I'm reasonable sure at this point that the 'merge block' trick works. It also has a side benefit in that it reduces the number of LoadPRE iterations required in some cases (e.g. you have a tree of inputs with all but one available), and thus might help compile time in some cases.
However, it does add a good amount of complexity to the LoadPRE code. Do we think this is worthwhile?
It's worth mentioning that the 'merge block' concept is essentially a specialized form of jump threading. In fact, running '-jump-threading' does help in the loop cases I've looked at. However, running jump threading also inhibits some optimizations currently performed by LoadPRE. If we have a merge point where both inputs are unavailable, PRE will currently insert a single load at the merge. Running jump threading breaks this. Keeping that case working as it does today is why we only look through merge blocks with a single unavailable predeccesor in the patch.

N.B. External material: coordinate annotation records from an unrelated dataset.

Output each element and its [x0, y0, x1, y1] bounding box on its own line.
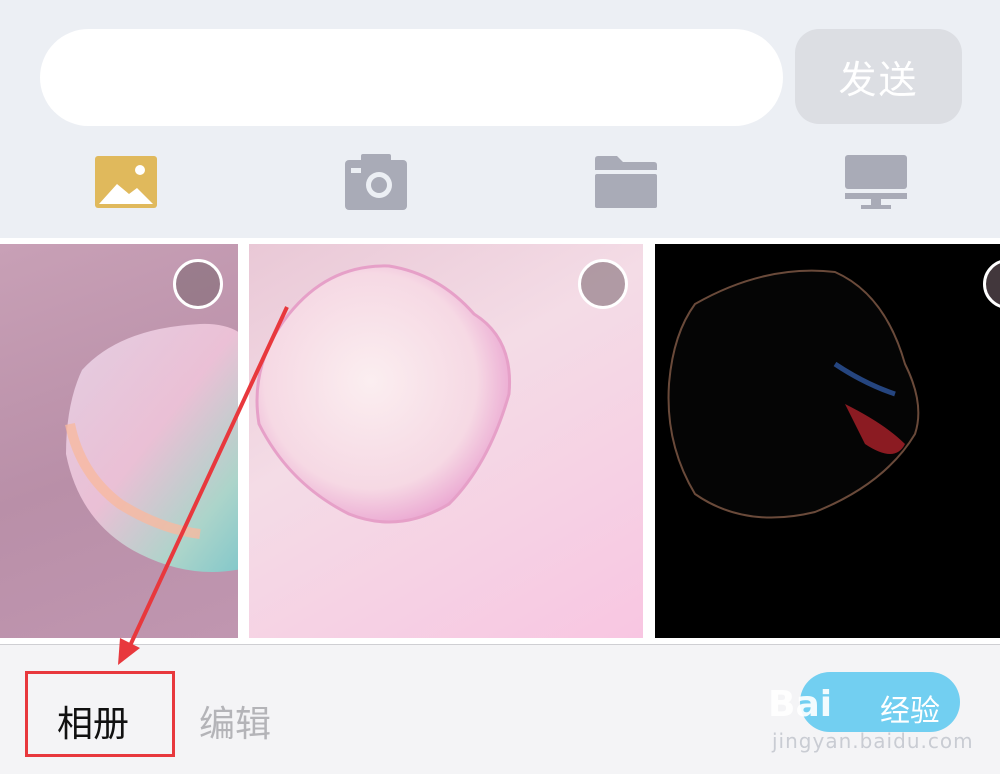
photo-strip: [0, 238, 1000, 644]
select-circle[interactable]: [578, 259, 628, 309]
highlight-box: [25, 671, 175, 757]
select-circle[interactable]: [173, 259, 223, 309]
photo-thumbnail[interactable]: [655, 244, 1000, 638]
photo-thumbnail[interactable]: [249, 244, 643, 638]
photo-thumbnail[interactable]: [0, 244, 238, 638]
image-icon[interactable]: [94, 150, 158, 214]
baidu-watermark: Bai 经验 jingyan.baidu.com: [762, 662, 992, 762]
watermark-brand-cn: 经验: [880, 694, 940, 729]
send-button[interactable]: 发送: [795, 29, 962, 124]
edit-tab[interactable]: 编辑: [199, 695, 271, 747]
camera-icon[interactable]: [344, 150, 408, 214]
message-input[interactable]: [40, 29, 783, 126]
monitor-icon[interactable]: [844, 150, 908, 214]
composer-panel: 发送: [0, 0, 1000, 238]
watermark-url: jingyan.baidu.com: [772, 729, 974, 753]
folder-icon[interactable]: [594, 150, 658, 214]
watermark-brand: Bai: [768, 684, 833, 725]
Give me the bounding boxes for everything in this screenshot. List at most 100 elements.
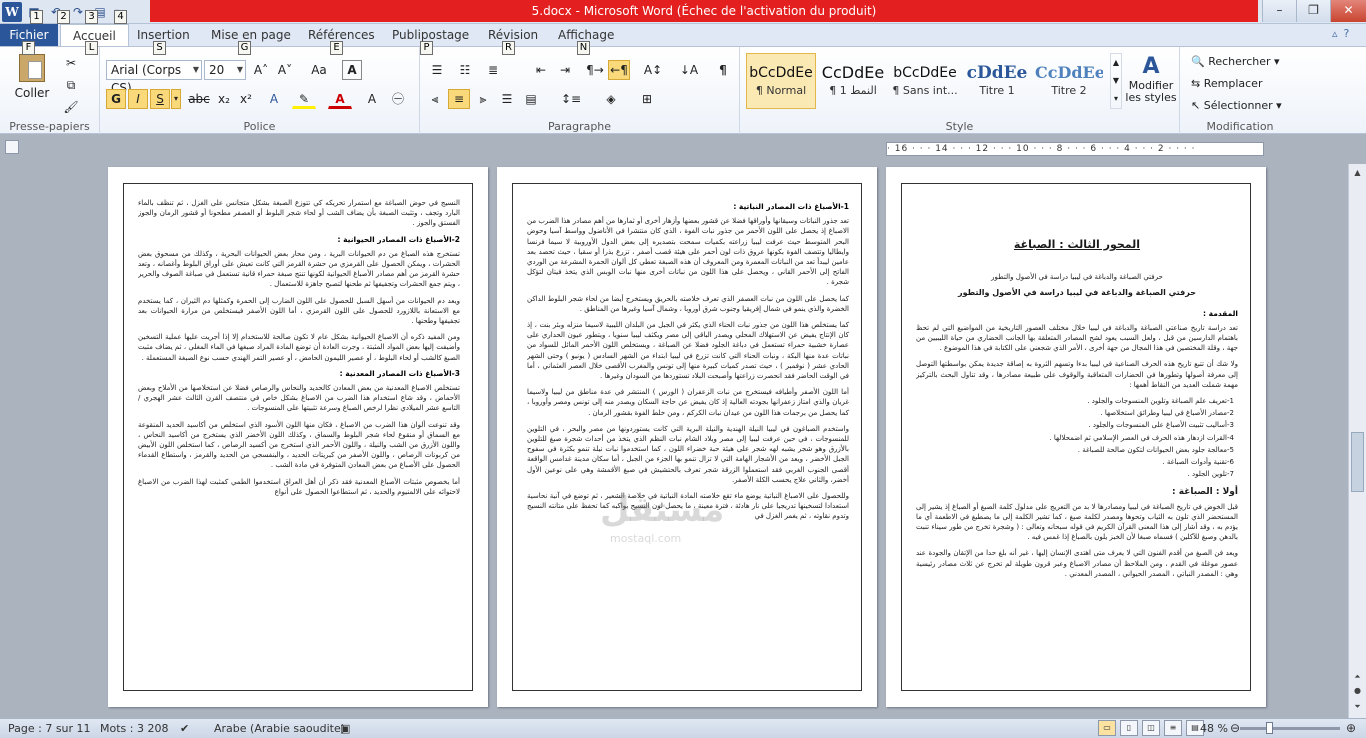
styles-group-label: Style xyxy=(945,120,974,133)
editing-group-label: Modification xyxy=(1206,120,1274,133)
language-indicator[interactable]: Arabe (Arabie saoudite) xyxy=(214,719,345,738)
paragraph: تستخرج هذه الصباغ من دم الحيوانات البرية… xyxy=(138,249,460,289)
style-no-spacing[interactable]: bCcDdEe ¶ Sans int... xyxy=(890,53,960,109)
align-right-icon[interactable]: ⫸ xyxy=(472,89,494,109)
previous-page-icon[interactable]: ⏶ xyxy=(1351,670,1364,684)
enclose-characters-icon[interactable]: ㊀ xyxy=(388,89,408,109)
tab-selector[interactable] xyxy=(5,140,19,154)
superscript-button[interactable]: x² xyxy=(236,89,256,109)
asian-layout-icon[interactable]: A↕ xyxy=(640,60,666,80)
vertical-scrollbar[interactable]: ▲ ⏶ ● ⏷ xyxy=(1348,164,1366,718)
change-styles-button[interactable]: A Modifier les styles xyxy=(1124,53,1178,117)
zoom-in-icon[interactable]: ⊕ xyxy=(1346,719,1356,738)
watermark-logo: مستقل xyxy=(600,490,725,530)
justify-icon[interactable]: ☰ xyxy=(496,89,518,109)
document-title: المحور الثالث : الصباغة xyxy=(1013,238,1141,251)
group-styles: bCcDdEe ¶ Normal CcDdEe ¶ النمط 1 bCcDdE… xyxy=(740,47,1180,135)
bold-button[interactable]: G xyxy=(106,89,126,109)
format-painter-icon[interactable]: 🖌 xyxy=(62,97,80,117)
line-spacing-icon[interactable]: ↕≡ xyxy=(558,89,584,109)
grow-font-button[interactable]: A˄ xyxy=(250,60,272,80)
replace-button[interactable]: ⇆ Remplacer xyxy=(1190,74,1296,94)
shrink-font-button[interactable]: A˅ xyxy=(274,60,296,80)
group-font: Arial (Corps CS) ▼ 20 ▼ A˄ A˅ Aa A G I S ▾… xyxy=(100,47,420,135)
style-custom-1[interactable]: CcDdEe ¶ النمط 1 xyxy=(818,53,888,109)
style-heading-2[interactable]: CcDdEe Titre 2 xyxy=(1034,53,1104,109)
sort-icon[interactable]: ↓A xyxy=(676,60,702,80)
styles-scroll[interactable]: ▲ ▼ ▾ xyxy=(1110,53,1122,109)
decrease-indent-icon[interactable]: ⇤ xyxy=(530,60,552,80)
multilevel-list-icon[interactable]: ≣ xyxy=(480,60,506,80)
align-left-icon[interactable]: ⫷ xyxy=(424,89,446,109)
browse-object-icon[interactable]: ● xyxy=(1351,684,1364,698)
text-effects-icon[interactable]: A xyxy=(262,89,286,109)
distributed-icon[interactable]: ▤ xyxy=(520,89,542,109)
restore-icon[interactable]: ❐ xyxy=(1296,0,1330,22)
underline-button[interactable]: S xyxy=(150,89,170,109)
shading-icon[interactable]: ◈ xyxy=(598,89,624,109)
select-button[interactable]: ↖ Sélectionner ▾ xyxy=(1190,96,1296,116)
underline-dropdown-icon[interactable]: ▾ xyxy=(171,89,181,109)
help-icon[interactable]: ? xyxy=(1344,27,1350,40)
proofing-icon[interactable]: ✔ xyxy=(180,719,189,738)
close-icon[interactable]: ✕ xyxy=(1330,0,1366,22)
rtl-direction-icon[interactable]: ←¶ xyxy=(608,60,630,80)
zoom-slider[interactable] xyxy=(1240,727,1340,730)
title-bar: W ■ ↶ ↷ ▤ ▾ 1 2 3 4 5.docx - Microsoft W… xyxy=(0,0,1366,24)
change-case-button[interactable]: Aa xyxy=(304,60,334,80)
borders-icon[interactable]: ⊞ xyxy=(634,89,660,109)
list-item: 4-القرات ازدهار هذه الحرف في العصر الإسل… xyxy=(1049,433,1234,442)
keytip-qat-3: 3 xyxy=(85,10,98,24)
word-count[interactable]: Mots : 3 208 xyxy=(100,719,168,738)
paragraph: أما اللون الأصفر وأطيافه فيستخرج من نبات… xyxy=(527,388,849,417)
page-middle[interactable]: 1-الأصباغ ذات المصادر النباتية : تعد جذو… xyxy=(497,167,877,707)
scroll-up-icon[interactable]: ▲ xyxy=(1351,166,1364,180)
minimize-ribbon-icon[interactable]: ▵ xyxy=(1332,27,1338,40)
print-layout-view-icon[interactable]: ▭ xyxy=(1098,720,1116,736)
zoom-level[interactable]: 48 % xyxy=(1198,719,1228,738)
replace-icon: ⇆ xyxy=(1191,77,1204,90)
minimize-icon[interactable]: – xyxy=(1262,0,1296,22)
align-center-icon[interactable]: ≡ xyxy=(448,89,470,109)
find-button[interactable]: 🔍 Rechercher ▾ xyxy=(1190,52,1296,72)
ltr-direction-icon[interactable]: ¶→ xyxy=(584,60,606,80)
style-heading-1[interactable]: cDdEe Titre 1 xyxy=(962,53,1032,109)
next-page-icon[interactable]: ⏷ xyxy=(1351,700,1364,714)
macro-record-icon[interactable]: ▣ xyxy=(340,719,350,738)
character-shading-icon[interactable]: A xyxy=(362,89,382,109)
document-area[interactable]: النسيج في حوض الصباغة مع استمرار تحريكه … xyxy=(0,164,1348,718)
page-right[interactable]: المحور الثالث : الصباغة حرفتي الصباغة وا… xyxy=(886,167,1266,707)
scrollbar-thumb[interactable] xyxy=(1351,432,1364,492)
increase-indent-icon[interactable]: ⇥ xyxy=(554,60,576,80)
keytip-insert: S xyxy=(153,41,166,55)
word-app-icon[interactable]: W xyxy=(2,2,22,22)
paste-button[interactable]: Coller xyxy=(10,51,54,109)
strikethrough-button[interactable]: abc xyxy=(186,89,212,109)
page-left[interactable]: النسيج في حوض الصباغة مع استمرار تحريكه … xyxy=(108,167,488,707)
font-size-combo[interactable]: 20 ▼ xyxy=(204,60,246,80)
italic-button[interactable]: I xyxy=(128,89,148,109)
font-name-combo[interactable]: Arial (Corps CS) ▼ xyxy=(106,60,202,95)
zoom-slider-thumb[interactable] xyxy=(1266,722,1273,734)
zoom-out-icon[interactable]: ⊖ xyxy=(1230,719,1240,738)
page-count[interactable]: Page : 7 sur 11 xyxy=(8,719,91,738)
page-text: المحور الثالث : الصباغة حرفتي الصباغة وا… xyxy=(916,198,1238,682)
bullets-icon[interactable]: ☰ xyxy=(424,60,450,80)
style-name: ¶ Sans int... xyxy=(892,84,958,97)
cut-icon[interactable]: ✂ xyxy=(62,53,80,73)
subscript-button[interactable]: x₂ xyxy=(214,89,234,109)
chevron-down-icon: ▼ xyxy=(192,65,199,74)
show-formatting-icon[interactable]: ¶ xyxy=(712,60,734,80)
web-layout-view-icon[interactable]: ◫ xyxy=(1142,720,1160,736)
window-title: 5.docx - Microsoft Word (Échec de l'acti… xyxy=(150,0,1258,22)
copy-icon[interactable]: ⧉ xyxy=(62,75,80,95)
font-color-icon[interactable]: A xyxy=(328,89,352,109)
highlight-color-icon[interactable]: ✎ xyxy=(292,89,316,109)
numbering-icon[interactable]: ☷ xyxy=(452,60,478,80)
outline-view-icon[interactable]: ≡ xyxy=(1164,720,1182,736)
full-screen-reading-icon[interactable]: ▯ xyxy=(1120,720,1138,736)
style-normal[interactable]: bCcDdEe ¶ Normal xyxy=(746,53,816,109)
horizontal-ruler[interactable]: · 16 · · · 14 · · · 12 · · · 10 · · · 8 … xyxy=(886,142,1264,156)
section-heading: 1-الأصباغ ذات المصادر النباتية : xyxy=(733,202,849,211)
clear-formatting-button[interactable]: A xyxy=(342,60,362,80)
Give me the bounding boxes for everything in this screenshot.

I'm currently of the belief that the complexity is worthwhile. I'm open to being convinced that either a) it's not, or b) there's a better approach.
Example (before, after loop simplify):
declare void @hold(i32) readonly
declare void @clobber()
define i32 @test1(i1 %cnd, i32* dereferenceable(400) %p) {
entry:
br label %header
header:
%v1 = load i32* %p call void @hold(i32 %v1) br i1 %cnd, label %bb1, label %bb2
bb1:
br label %merge
bb2:
call void @clobber() br label %merge
merge:
br label %header
}
Example (after):
define i32 @test1(i1 %cnd, i32* dereferenceable(400) %p) {
entry:
%v1.pre = load i32* %p br label %header
header: ; preds = %merge, %entry
%v1 = phi i32 [ %v12, %merge ], [ %v1.pre, %entry ] call void @hold(i32 %v1) br i1 %cnd, label %bb1, label %bb2
bb1: ; preds = %header
br label %merge
bb2: ; preds = %header
call void @clobber() %v1.pre1 = load i32* %p br label %merge
merge: ; preds = %bb2, %bb1
%v12 = phi i32 [ %v1.pre1, %bb2 ], [ %v1, %bb1 ] br label %header
}
Thoughts on whether or not it is worthwhile to use getAnalysisIfAvailable<LoopInfo> for this kind of thing instead?